Körper (ärztlicher Heileingriff)

Die Jurafuchs-Methode schichtet ab: Das sind die 2 wichtigsten Rechtsfragen, die es zu diesem Fall zu verstehen gilt

1. C hat den A in seinem Rechtsgut Körper/Gesundheit verletzt (§ 823 Abs. 1 BGB), indem er ihm den Zeh operiert hat.

Genau, so ist das!

Körperverletzung bedeutet Eingriff in die körperliche Unversehrtheit oder Befindlichkeit.
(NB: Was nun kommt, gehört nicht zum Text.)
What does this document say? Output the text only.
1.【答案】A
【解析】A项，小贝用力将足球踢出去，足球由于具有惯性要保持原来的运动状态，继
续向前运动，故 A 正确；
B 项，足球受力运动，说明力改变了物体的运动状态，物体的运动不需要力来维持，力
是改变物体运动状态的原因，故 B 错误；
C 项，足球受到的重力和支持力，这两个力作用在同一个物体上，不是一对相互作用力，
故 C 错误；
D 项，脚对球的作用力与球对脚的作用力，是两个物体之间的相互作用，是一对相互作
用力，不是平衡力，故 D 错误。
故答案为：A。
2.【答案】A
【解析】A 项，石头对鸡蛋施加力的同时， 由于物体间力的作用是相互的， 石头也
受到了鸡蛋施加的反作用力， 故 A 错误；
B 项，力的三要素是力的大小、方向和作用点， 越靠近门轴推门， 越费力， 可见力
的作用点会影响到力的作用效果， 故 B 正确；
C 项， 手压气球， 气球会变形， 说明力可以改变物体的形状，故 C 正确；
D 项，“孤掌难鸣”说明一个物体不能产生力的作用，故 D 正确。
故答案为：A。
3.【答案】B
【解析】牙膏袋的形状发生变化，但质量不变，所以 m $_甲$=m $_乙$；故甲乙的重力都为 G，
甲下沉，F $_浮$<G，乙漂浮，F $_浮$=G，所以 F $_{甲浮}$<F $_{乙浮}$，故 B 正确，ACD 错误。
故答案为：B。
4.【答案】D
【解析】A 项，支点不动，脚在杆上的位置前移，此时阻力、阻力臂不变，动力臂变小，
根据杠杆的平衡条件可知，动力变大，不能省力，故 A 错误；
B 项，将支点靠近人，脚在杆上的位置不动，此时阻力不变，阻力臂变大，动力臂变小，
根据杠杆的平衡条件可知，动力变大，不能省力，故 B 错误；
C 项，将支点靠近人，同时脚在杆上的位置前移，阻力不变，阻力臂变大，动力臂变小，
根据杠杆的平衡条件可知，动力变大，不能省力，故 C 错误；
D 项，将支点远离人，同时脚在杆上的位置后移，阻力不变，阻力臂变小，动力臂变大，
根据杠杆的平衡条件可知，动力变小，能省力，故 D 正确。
Eine Gesundheitsschädigung liegt bei einer Störung der inneren Lebensvorgänge vor. Nach h.M. und ständiger Rspr. erfüllt jeder ärztliche Heileingriff den objektiven Tatbestand der Körperverletzung, sofern er die dafür vorausgesetzte gesundheitliche Beeinträchtigung hervorruft. Im Rahmen der Operation hat C in die körperliche Unversehrtheit und die inneren Lebensvorgänge des A eingegriffen. Eine Körper-/Gesundheitsverletzung liegt vor. Die Rechtswidrigkeit entfällt jedoch bei einer Einwilligung des Patienten in den Eingriff (vgl. § 630d BGB).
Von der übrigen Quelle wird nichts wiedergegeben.